Vous êtes aux manettes, à présent. Comportez-vous comme il convient.

— Mon premier choix serait de les effacer de l’espace, mais comme nous n’avons aucune arme… nous allons les suivre. Les garder à l’œil jusqu’à ce que nous apprenions où ils rendent. Et les démasquer, pour que tout le monde sache.

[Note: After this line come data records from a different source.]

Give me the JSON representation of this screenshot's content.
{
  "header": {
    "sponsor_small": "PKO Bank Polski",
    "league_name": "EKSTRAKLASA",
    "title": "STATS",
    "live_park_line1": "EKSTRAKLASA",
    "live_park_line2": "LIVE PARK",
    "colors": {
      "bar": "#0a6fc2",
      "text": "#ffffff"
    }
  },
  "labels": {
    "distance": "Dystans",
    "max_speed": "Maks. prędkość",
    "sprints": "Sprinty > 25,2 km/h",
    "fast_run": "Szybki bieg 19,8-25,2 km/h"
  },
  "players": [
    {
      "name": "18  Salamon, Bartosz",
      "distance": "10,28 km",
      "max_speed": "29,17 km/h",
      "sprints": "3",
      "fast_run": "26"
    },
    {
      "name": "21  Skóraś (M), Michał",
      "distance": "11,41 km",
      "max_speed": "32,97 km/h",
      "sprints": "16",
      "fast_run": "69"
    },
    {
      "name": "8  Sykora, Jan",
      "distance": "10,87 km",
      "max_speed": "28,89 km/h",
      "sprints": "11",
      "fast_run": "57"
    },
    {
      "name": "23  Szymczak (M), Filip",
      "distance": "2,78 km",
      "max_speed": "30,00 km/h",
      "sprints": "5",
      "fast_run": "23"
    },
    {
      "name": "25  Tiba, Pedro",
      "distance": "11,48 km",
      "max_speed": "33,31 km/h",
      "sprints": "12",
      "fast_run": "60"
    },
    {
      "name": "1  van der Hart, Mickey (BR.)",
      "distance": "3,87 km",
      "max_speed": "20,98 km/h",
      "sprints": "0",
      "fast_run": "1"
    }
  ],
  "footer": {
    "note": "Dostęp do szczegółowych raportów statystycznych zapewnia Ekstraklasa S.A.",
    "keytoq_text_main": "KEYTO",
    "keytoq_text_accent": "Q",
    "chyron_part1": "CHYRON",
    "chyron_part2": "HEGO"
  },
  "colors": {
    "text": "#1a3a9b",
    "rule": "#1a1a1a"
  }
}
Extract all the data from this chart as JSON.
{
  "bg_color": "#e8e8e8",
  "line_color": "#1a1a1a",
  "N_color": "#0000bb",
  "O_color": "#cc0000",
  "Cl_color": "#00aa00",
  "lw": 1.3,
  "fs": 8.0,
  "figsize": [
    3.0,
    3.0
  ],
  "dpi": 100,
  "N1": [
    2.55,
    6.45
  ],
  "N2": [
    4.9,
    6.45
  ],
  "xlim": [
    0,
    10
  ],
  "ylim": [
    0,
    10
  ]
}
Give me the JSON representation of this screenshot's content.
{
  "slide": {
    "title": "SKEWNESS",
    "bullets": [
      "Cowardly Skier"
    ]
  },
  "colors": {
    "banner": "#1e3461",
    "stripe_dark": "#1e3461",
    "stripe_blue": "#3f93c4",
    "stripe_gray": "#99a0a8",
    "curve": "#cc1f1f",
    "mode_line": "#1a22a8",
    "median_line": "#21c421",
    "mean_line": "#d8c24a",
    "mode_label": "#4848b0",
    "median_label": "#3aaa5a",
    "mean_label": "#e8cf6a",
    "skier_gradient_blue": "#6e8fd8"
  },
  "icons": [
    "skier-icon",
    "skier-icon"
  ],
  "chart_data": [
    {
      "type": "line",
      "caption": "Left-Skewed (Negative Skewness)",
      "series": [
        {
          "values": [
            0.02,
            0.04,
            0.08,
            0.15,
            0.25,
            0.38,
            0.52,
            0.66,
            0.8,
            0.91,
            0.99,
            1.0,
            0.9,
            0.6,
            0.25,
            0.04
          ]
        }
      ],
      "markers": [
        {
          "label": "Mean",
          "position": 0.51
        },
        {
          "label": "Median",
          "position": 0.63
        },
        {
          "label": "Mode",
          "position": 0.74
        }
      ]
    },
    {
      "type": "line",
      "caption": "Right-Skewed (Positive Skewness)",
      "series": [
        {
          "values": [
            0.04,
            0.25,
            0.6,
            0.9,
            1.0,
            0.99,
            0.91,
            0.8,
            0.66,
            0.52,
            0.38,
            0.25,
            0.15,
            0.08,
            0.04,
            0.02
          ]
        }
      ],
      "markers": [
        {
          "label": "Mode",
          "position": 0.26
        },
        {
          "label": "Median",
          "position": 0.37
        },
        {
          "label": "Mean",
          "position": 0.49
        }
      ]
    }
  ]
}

— Je vote pour, tonna Amos.

— Emmenez Shed en bas, lui dit Naomi par-dessus son épaule, et mettez-la sur une couchette. Si nécessaire, administrez-lui quelque chose pour qu’elle dorme.

— Compris, chef.

Amos passa un bras massif autour de la taille de Shed et l’aida à descendre au niveau inférieur. Dès qu’ils furent partis, Naomi s’adressa à Holden :

— Non, monsieur. Nous n’allons pas prendre en chasse ce vaisseau. Nous allons demander de l’aide, et nous rendre là où cette aide nous dira d’aller.

— Je… commença Holden.

— Oui, c’est vous qui décidez. Ce qui fait de moi votre second, et c’est le boulot du second de dire à son supérieur quand il se conduit comme un idiot. Vous vous conduisez comme un idiot, monsieur. Avec cette émission, vous avez déjà essayé de les provoquer, au risque de nous faire tuer. Et maintenant vous voulez leur donner la chasse ? Et que ferez-vous s’ils nous laissent les rattraper ? Vous leur enverrez un autre plaidoyer émotionnel ? fit-elle en se rapprochant de lui. Vous allez ramener en sécurité les quatre membres survivants de votre équipage. Et c’est tout. Quand nous n’aurons plus rien à craindre, vous pourrez entamer votre croisade. Monsieur.